Sometimes I wish I had.
 
It would have made life a lot easier back then, back when I was his executive assistant at Livermore, and my husband’s Coalition was taking off.
 
Some of Hal’s outrageous demands didn’t endear anyone to him.

“But you know what?
 
He got things accomplished that way.
 
He made things
happen
, when other people failed.
 
Hal Michaelson didn’t care who you were or what position you had, if you got in his way, he would bull right through you.
 
When he left Livermore for Russia, I jumped at the chance to go along, to be at the center of history in the making.

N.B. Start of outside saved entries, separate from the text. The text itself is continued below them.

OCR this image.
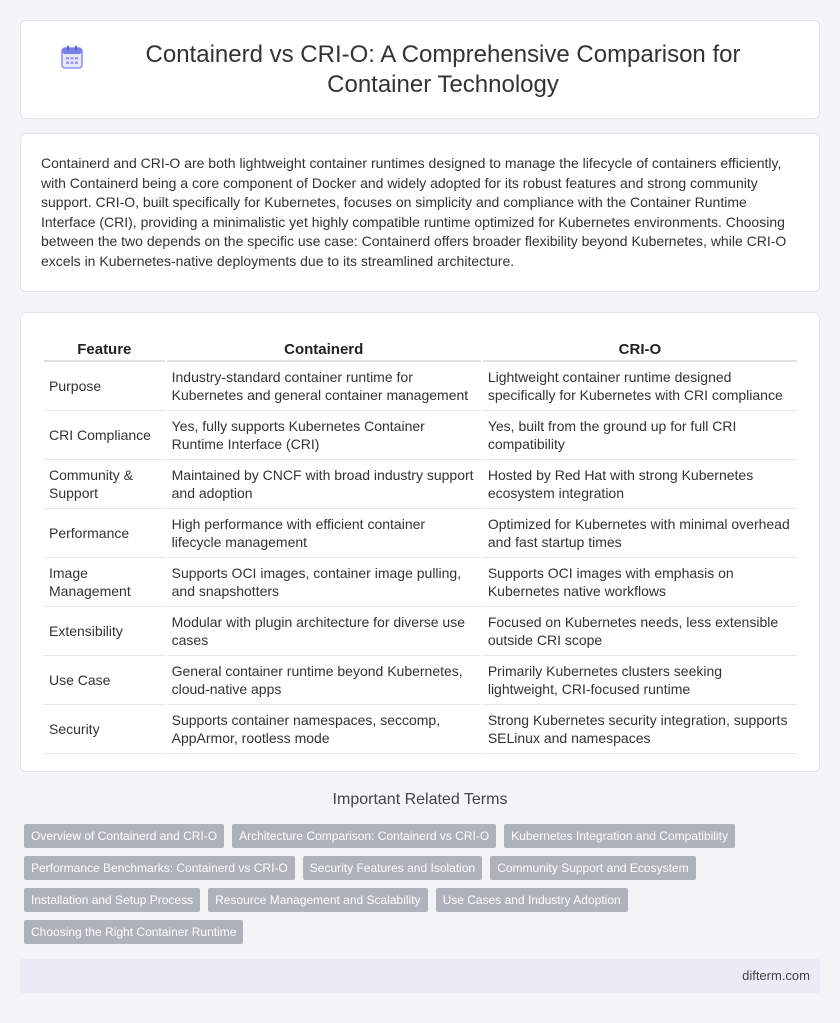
Containerd vs CRI-O: A Comprehensive Comparison for Container Technology

Containerd and CRI-O are both lightweight container runtimes designed to manage the lifecycle of containers efficiently, with Containerd being a core component of Docker and widely adopted for its robust features and strong community support. CRI-O, built specifically for Kubernetes, focuses on simplicity and compliance with the Container Runtime Interface (CRI), providing a minimalistic yet highly compatible runtime optimized for Kubernetes environments. Choosing between the two depends on the specific use case: Containerd offers broader flexibility beyond Kubernetes, while CRI-O excels in Kubernetes-native deployments due to its streamlined architecture.

Feature	Containerd	CRI-O
Purpose	Industry-standard container runtime for Kubernetes and general container management	Lightweight container runtime designed specifically for Kubernetes with CRI compliance
CRI Compliance	Yes, fully supports Kubernetes Container Runtime Interface (CRI)	Yes, built from the ground up for full CRI compatibility
Community & Support	Maintained by CNCF with broad industry support and adoption	Hosted by Red Hat with strong Kubernetes ecosystem integration
Performance	High performance with efficient container lifecycle management	Optimized for Kubernetes with minimal overhead and fast startup times
Image Management	Supports OCI images, container image pulling, and snapshotters	Supports OCI images with emphasis on Kubernetes native workflows
Extensibility	Modular with plugin architecture for diverse use cases	Focused on Kubernetes needs, less extensible outside CRI scope
Use Case	General container runtime beyond Kubernetes, cloud-native apps	Primarily Kubernetes clusters seeking lightweight, CRI-focused runtime
Security	Supports container namespaces, seccomp, AppArmor, rootless mode	Strong Kubernetes security integration, supports SELinux and namespaces
Important Related Terms
Overview of Containerd and CRI-O	Architecture Comparison: Containerd vs CRI-O	Kubernetes Integration and Compatibility
Performance Benchmarks: Containerd vs CRI-O	Security Features and Isolation	Community Support and Ecosystem
Installation and Setup Process	Resource Management and Scalability	Use Cases and Industry Adoption
Choosing the Right Container Runtime
difterm.com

“Besides, I had to get away from my husband for a while.
 
Fred wanted me to give up my whole career so I could help him with his Work.
 
Capital W.
 
Everybody loved Fred, but he was just so. . .so
vanilla
.
 
Calm and comfortable, without a spark of passion in his whole body.
 
He didn’t have a clue.”

Craig picked up a stack of photos showing Hal Michaelson and Diana Unteling.
 
The photos were not those of friends; there was something much deeper present, a longing of unspoken intimacy.
 
“That’s when you started your affair.”

“If you thought Hal was relentless during a Congressional testimony, it was nothing compared to his stamina in bed.
 
The guy didn’t know how to do anything slow.
 
It wasn’t his nature.”

Craig tossed the photos on the nightstand and picked up two of the classified documents Unteling had found.
 
Each message had a cover sheet—but the inside document was a personal letter, one from Michaelson to Unteling; another from Unteling to Michaelson.

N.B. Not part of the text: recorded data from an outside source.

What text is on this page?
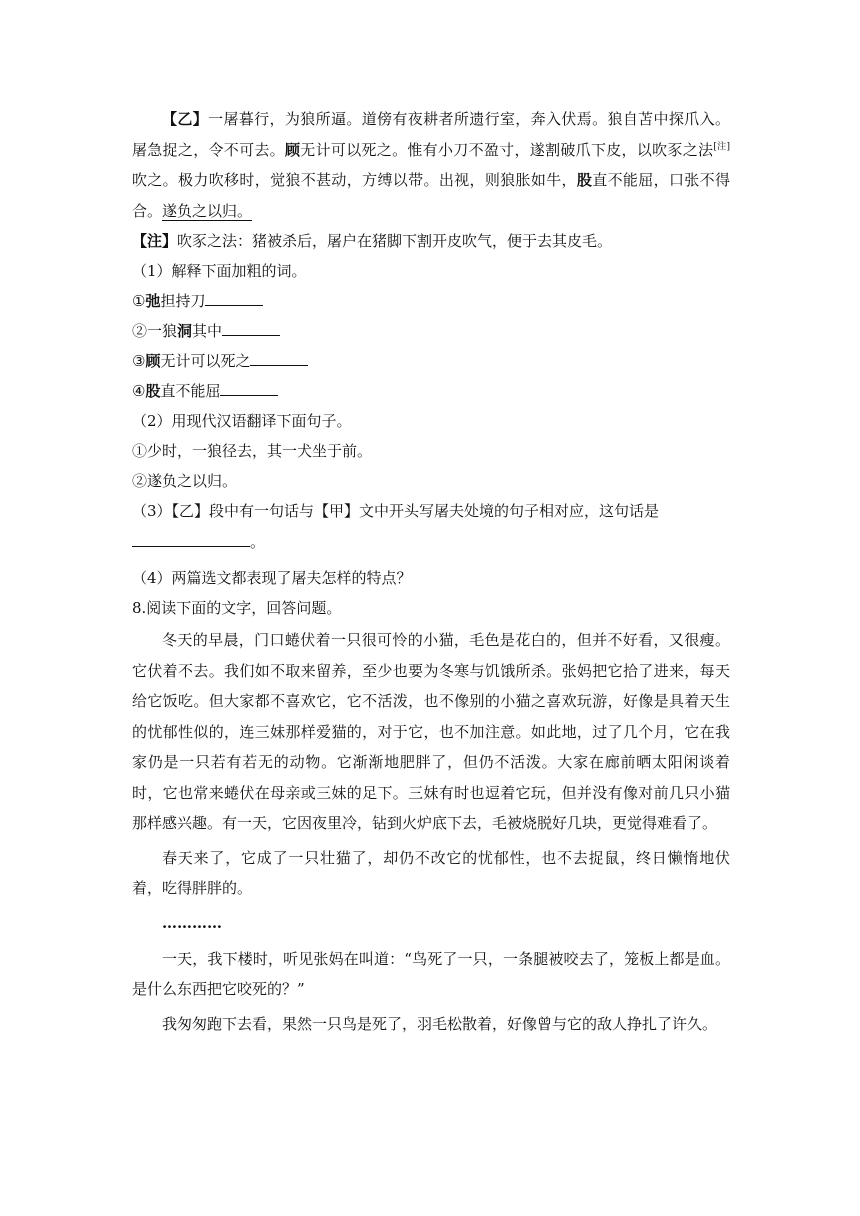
【乙】一屠暮行，为狼所逼。道傍有夜耕者所遗行室，奔入伏焉。狼自苫中探爪入。屠急捉之，令不可去。顾无计可以死之。惟有小刀不盈寸，遂割破爪下皮，以吹豕之法[注]吹之。极力吹移时，觉狼不甚动，方缚以带。出视，则狼胀如牛，股直不能屈，口张不得合。遂负之以归。

【注】吹豕之法：猪被杀后，屠户在猪脚下割开皮吹气，便于去其皮毛。
（1）解释下面加粗的词。
①弛担持刀
②一狼洞其中
③顾无计可以死之
④股直不能屈
（2）用现代汉语翻译下面句子。
①少时，一狼径去，其一犬坐于前。
②遂负之以归。

（3）【乙】段中有一句话与【甲】文中开头写屠夫处境的句子相对应，这句话是
。

（4）两篇选文都表现了屠夫怎样的特点？
8.阅读下面的文字，回答问题。

冬天的早晨，门口蜷伏着一只很可怜的小猫，毛色是花白的，但并不好看，又很瘦。它伏着不去。我们如不取来留养，至少也要为冬寒与饥饿所杀。张妈把它拾了进来，每天给它饭吃。但大家都不喜欢它，它不活泼，也不像别的小猫之喜欢玩游，好像是具着天生的忧郁性似的，连三妹那样爱猫的，对于它，也不加注意。如此地，过了几个月，它在我家仍是一只若有若无的动物。它渐渐地肥胖了，但仍不活泼。大家在廊前晒太阳闲谈着时，它也常来蜷伏在母亲或三妹的足下。三妹有时也逗着它玩，但并没有像对前几只小猫那样感兴趣。有一天，它因夜里冷，钻到火炉底下去，毛被烧脱好几块，更觉得难看了。

春天来了，它成了一只壮猫了，却仍不改它的忧郁性，也不去捉鼠，终日懒惰地伏着，吃得胖胖的。

…………

一天，我下楼时，听见张妈在叫道：“鸟死了一只，一条腿被咬去了，笼板上都是血。是什么东西把它咬死的？”

我匆匆跑下去看，果然一只鸟是死了，羽毛松散着，好像曾与它的敌人挣扎了许久。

Goldfarb waited at the back of the room, listening to the testimony.
 
Diana Unteling watched Craig flip through the classified memos and laughed; but it was a tired laugh, worn out, defeated.

“That was our game, the only absolutely certain way that we could communicate with no one else catching on.
 
We were each Classifiers.
 
We could stamp whatever we wanted on the documents.”

“Pretty elaborate precautions just to hide an affair,” said Craig.

“Just an affair?”
 
Unteling looked at him bitterly.
 
“Mr. Kreident, I am the wife of the nation’s number one protector of morality.
 
My husband’s Coalition for Family Values went national, and he decided to move the whole organization to Washington D.C.
 
Can you imagine what a field day the press would have if they found out I was cuckolding my dear husband?
 
That would have done far more harm to his Coalition than any assault by a hate organization.